To James Nicholson1
New York Monday July 20. 1795.
The unprovoked rudeness and insult which I experienced from You on Saturday leaves me no option but that of a meeting with You, the object of which You will readily understand. I propose to You for the purpose Pawlus Hook as the place and monday next eleven o’clock as the time. I should not fix so remote a day but that I am charged with trusts for other persons which will previously require attention on my part. My friend Col. Fish2 who is to deliver You this will accompany me.
I am &c. Your humble Servt.
Copy, in the handwriting of Nicholas Fish, Columbia University Libraries.
1. A native of Maryland, Nicholson was the senior officer of the Continental Navy at the conclusion of the American Revolution. When H wrote this letter, Nicholson had retired from the Navy and was an officer of the Democratic Society of New York.

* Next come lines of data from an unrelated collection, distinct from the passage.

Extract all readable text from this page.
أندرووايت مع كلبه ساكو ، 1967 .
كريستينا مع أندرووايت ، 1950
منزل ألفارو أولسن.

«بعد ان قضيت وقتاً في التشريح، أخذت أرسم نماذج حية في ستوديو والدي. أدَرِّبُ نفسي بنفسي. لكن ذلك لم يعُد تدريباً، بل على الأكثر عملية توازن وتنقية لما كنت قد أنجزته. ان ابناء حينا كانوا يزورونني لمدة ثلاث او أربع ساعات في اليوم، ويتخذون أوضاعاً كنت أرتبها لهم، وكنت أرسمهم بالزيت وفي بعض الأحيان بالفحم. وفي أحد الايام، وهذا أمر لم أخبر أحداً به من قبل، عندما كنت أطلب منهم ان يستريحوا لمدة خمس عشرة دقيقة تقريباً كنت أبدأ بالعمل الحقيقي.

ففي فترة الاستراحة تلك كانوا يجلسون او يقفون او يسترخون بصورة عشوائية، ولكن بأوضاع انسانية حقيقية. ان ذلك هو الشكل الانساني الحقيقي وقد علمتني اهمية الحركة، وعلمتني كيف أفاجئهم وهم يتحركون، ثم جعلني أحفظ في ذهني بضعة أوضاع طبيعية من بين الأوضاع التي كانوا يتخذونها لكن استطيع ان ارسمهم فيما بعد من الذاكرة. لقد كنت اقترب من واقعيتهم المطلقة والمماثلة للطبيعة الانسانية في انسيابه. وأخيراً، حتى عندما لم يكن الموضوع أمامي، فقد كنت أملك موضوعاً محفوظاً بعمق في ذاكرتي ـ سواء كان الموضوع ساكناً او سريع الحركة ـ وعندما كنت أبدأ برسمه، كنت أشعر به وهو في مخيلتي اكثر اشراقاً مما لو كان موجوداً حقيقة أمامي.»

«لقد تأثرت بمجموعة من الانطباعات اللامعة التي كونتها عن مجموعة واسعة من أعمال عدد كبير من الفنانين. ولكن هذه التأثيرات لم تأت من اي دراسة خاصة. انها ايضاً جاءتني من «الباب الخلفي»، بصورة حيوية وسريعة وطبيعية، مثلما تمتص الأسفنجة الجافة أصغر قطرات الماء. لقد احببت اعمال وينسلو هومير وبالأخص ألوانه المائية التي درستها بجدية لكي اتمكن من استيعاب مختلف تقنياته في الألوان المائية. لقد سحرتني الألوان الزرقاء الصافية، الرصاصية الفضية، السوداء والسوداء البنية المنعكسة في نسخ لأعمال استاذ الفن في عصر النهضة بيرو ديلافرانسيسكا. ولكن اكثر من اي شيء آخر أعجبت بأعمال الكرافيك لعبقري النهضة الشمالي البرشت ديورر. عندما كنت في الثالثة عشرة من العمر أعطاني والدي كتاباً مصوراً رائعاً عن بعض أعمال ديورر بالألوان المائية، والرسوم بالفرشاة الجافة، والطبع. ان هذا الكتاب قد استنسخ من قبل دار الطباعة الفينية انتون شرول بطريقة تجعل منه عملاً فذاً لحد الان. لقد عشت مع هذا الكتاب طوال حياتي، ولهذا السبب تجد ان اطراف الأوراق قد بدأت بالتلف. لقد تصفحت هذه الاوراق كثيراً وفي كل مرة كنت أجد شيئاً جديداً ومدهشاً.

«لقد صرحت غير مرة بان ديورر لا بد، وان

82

H’s dispute with Nicholson originated on July 18, 1795, at a meeting in New York City at which H attempted to defend the Jay Treaty (Seth Johnson to Andrew Craigie, July 23, 1795 [ALS, American Antiquarian Society, Worcester, Massachusetts]; Greenleaf’s New York Journal, & Patriotic Register, July 22, 1795; “The Defence No. 1,” July 22, 1795, note 33). During the course of the day’s events, H interfered in a quarrel between Nicholson and Josiah Ogden Hoffman, a Federalist lawyer. Nicholson called H an “Abettor of Tories” and stated that H “would not pursue the affair for he had declined an interview upon a former occasion.” H, offended by Nicholson’s remarks, challenged him to a duel. For an account of the dispute in which H figures as the aggressor, see Edward Livingston to his mother, Margaret Beekman Livingston, July 20, 1795 (ALS, New-York Historical Society, New York City). See also Milton Halsey Thomas, “Hamilton’s Unfought Duel of 1795,” The Pennsylvania Magazine of History and Biography, LXXVIII (July, 1954), 342–43.
Nicholson’s charge that H “had declined an interview upon a former occasion” is explained in the following letter from John Beckley to James Madison, dated May 25, 1795: “About six or eight weeks ago, whilst Hamilton was in N. York, Commodore Nicholson in conversation with the friend of Hamiltons stated that he had authentic information … that Hamilton had vested £100,000 sterling in the British funds, whilst he was Secretary of the Treasury, which sum was still held by a Banking house in London, to his use and Interest. H’s friend took fire, declared it a base calumny, and that it should be immediately investigated, demanding Nicholson’s authority. Nicholson replied that he would be ready at any time & place when called on by Hamilton, to produce his author with the proofs he possessed. No call has however been made from that time to this: Nicholson informed me of these particulars himself, and added that if Hamiltons name is at any time brought up as a candidate for any public office; he will instantly publish the circumstance” (ALS, MS Division, New York Public Library, New York City).
For the other letters and documents in the correspondence between Nicholson and H, see Nicholson to H, July 20, 21, two letters of July 22, 1795; H to Nicholson, second letter of July 20, July 22, 1795; “Drafts of Apology Required from James Nicholson,” July 25–26, 1795.
2. Nicholas Fish, who had served with distinction during the American Revolution, was one of H’s oldest and closest friends. In 1784 he was appointed adjutant general of the state of New York, and in 1793 he was appointed supervisor of the revenue for the District of New York.
Rufus King was H’s other second. Nicholson’s seconds were DeWitt Clinton and Brockholst Livingston. Udny Hay, a member of both the New York and Vermont Democratic societies, substituted for Clinton on July 22 (Hay to Fish, July 22, 1795 [AL, Columbia University Libraries]).